Cet originaire de Goundam, région de Tombouctou, est né en 1982. Dès le lever du soleil, il fait le tour des concessions, porte à porte, pour chercher des linges sales, avec une brouette à la main. Direction le fleuve Niger. Conscient qu’il n’y pas de sot métier, Abdoulaye a embrassé la laverie dès son arrivée à Bamako. La démarche hésitante, il étale une natte sur laquelle il pose les habits, couvertures et autres. Il les gratte avec force à l’aide d’un savon traditionnel. Une fois les habits installés au bord du fleuve, il déverse de l’eau avec un bidon pour les frotter.

Après cette étape, il sort les habits dans l’eau. Tout est trempé, Abdou les sèche sur sa brouette. C’est tout son quotidien à Bamako. Avant de se lâcher : “Le prix du savon revient au lavandier à Bamako, si j’enlève les dépenses effectuées avant de laver les habits, je n’aurais souvent qu’une somme modique”, affirme-t-il. Il est de teint noir, le front fuyant, la poitrine bombée, Abdou exerce ce sacerdoce depuis six ans au bord du fleuve Niger.
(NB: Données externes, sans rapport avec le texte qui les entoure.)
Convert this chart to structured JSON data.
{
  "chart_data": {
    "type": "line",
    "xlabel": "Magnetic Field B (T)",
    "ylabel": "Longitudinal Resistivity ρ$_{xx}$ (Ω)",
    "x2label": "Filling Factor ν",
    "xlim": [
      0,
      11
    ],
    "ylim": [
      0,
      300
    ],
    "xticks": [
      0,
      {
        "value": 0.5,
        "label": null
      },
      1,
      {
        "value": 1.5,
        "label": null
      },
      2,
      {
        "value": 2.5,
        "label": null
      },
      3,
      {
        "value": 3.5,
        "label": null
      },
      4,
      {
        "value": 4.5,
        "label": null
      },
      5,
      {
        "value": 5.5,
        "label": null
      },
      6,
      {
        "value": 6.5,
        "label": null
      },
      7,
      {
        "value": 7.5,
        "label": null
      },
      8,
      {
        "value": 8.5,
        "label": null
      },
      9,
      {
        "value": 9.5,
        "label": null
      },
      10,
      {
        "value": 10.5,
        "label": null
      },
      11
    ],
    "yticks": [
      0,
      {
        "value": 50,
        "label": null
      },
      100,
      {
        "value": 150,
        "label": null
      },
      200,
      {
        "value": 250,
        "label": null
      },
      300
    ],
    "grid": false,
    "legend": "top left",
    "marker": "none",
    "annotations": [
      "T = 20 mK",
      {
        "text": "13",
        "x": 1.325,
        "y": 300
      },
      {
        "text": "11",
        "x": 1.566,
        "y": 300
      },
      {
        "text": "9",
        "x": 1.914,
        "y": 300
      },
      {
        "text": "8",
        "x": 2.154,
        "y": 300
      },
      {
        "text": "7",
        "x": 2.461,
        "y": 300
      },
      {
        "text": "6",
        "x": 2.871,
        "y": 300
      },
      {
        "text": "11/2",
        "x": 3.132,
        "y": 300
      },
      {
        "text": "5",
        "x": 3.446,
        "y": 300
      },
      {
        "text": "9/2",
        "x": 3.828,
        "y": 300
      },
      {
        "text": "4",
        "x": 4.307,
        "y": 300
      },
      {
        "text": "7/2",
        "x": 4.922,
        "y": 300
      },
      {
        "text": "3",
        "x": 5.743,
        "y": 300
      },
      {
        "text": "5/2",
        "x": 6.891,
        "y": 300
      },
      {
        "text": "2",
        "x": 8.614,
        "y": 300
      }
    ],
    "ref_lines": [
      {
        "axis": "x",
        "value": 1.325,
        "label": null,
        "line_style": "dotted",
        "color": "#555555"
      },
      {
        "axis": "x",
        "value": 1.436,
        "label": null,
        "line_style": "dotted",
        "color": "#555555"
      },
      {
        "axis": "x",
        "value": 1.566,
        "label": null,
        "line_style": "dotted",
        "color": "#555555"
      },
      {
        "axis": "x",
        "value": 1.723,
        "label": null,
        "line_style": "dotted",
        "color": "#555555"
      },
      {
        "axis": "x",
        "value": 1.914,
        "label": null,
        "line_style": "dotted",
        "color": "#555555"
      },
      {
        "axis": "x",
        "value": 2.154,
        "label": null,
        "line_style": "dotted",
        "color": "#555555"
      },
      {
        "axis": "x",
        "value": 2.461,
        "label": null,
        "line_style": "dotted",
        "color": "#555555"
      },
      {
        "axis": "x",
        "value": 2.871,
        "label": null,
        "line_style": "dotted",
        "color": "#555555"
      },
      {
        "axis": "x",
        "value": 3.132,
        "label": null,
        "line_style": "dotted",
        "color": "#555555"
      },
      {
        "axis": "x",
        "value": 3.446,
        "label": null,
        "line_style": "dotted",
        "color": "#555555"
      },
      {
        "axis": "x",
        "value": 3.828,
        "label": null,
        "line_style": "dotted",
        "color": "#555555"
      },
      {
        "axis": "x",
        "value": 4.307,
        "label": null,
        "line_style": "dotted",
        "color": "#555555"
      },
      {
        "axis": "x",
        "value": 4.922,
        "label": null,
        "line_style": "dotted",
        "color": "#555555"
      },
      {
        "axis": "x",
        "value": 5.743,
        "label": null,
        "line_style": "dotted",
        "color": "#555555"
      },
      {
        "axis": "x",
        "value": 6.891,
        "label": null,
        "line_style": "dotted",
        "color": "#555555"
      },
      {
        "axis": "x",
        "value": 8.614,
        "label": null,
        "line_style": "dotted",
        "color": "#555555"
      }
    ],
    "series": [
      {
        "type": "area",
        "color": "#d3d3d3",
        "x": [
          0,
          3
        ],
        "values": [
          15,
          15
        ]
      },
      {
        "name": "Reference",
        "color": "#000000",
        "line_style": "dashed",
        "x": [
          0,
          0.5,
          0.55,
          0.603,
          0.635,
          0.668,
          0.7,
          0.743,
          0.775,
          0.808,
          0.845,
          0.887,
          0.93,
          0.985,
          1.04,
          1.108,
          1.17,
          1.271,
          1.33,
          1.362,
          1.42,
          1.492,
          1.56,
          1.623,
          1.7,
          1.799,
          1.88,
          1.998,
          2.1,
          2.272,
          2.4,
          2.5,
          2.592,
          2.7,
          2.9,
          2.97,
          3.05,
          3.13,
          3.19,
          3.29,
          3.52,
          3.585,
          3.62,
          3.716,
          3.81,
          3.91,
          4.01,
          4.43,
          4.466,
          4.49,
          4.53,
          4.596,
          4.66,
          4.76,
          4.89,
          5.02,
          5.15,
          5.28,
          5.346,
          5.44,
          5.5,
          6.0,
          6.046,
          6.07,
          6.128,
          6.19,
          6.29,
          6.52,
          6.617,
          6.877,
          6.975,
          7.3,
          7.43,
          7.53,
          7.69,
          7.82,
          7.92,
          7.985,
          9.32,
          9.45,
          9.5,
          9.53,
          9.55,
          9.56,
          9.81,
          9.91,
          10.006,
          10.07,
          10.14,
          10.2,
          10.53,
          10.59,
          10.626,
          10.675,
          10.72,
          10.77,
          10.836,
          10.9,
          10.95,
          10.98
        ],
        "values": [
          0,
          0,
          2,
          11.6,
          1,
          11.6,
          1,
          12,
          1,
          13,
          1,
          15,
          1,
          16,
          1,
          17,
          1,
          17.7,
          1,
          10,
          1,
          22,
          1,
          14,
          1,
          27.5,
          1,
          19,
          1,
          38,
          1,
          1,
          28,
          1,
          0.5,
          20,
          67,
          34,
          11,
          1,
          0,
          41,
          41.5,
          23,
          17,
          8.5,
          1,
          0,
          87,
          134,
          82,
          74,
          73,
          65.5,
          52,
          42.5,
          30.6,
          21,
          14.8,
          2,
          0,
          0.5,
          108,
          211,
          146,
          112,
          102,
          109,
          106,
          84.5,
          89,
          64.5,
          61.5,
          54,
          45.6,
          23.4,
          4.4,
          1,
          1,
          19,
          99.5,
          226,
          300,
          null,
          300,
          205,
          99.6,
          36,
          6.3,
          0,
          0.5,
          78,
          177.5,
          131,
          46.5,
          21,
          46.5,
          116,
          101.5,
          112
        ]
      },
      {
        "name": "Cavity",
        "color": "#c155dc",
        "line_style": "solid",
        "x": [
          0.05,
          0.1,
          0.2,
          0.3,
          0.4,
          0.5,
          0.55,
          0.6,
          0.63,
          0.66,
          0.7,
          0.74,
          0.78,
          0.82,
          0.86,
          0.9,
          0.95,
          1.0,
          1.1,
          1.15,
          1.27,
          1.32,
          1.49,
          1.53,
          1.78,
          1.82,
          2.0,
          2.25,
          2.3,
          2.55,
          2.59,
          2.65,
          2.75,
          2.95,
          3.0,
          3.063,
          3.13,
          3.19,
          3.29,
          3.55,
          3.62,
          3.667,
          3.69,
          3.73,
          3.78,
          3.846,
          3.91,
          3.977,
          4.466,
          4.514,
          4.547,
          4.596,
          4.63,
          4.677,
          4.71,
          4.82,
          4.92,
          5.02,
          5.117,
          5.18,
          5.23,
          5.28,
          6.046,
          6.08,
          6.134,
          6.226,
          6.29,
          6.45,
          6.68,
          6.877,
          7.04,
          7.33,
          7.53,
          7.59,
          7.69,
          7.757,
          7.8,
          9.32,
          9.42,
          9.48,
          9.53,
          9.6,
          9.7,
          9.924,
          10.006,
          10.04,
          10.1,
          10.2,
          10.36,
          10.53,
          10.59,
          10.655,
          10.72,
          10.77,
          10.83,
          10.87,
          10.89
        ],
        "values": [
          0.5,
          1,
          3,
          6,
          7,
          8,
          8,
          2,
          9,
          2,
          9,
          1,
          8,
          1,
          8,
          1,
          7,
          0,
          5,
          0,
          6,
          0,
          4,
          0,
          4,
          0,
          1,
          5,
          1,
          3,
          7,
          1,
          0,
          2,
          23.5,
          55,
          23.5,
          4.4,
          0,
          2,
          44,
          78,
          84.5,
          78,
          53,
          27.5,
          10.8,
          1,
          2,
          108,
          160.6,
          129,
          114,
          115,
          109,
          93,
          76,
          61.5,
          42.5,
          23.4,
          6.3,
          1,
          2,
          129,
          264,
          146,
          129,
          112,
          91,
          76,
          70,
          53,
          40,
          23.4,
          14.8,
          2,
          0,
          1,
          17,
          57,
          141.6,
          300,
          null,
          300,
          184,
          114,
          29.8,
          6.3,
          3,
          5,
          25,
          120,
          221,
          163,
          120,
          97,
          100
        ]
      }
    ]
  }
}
Ce travail lui permet de joindre les deux bouts dans la capitale malienne. Pour cela, il lave les habits à 100 F CFA les chemises et pantalons (complet) et le tapis à 5000 F CFA. Il lave aussi des couvertures à 300 et les draps à 250 FCFA.

Souvent il gagne dans la journée 3000 F CFA, sa recette journalière dépend du nombre d’habits reçus. Depuis 2016,  Abdoulaye n’est plus en couple, ce qui lui permet d’économiser. “Mon travail me permet d’envoyer de l’argent à mes parents qui sont établis à Goundam”. Il a pris une maison à Missabougou pour un prix mensuel de 10 000 F CFA.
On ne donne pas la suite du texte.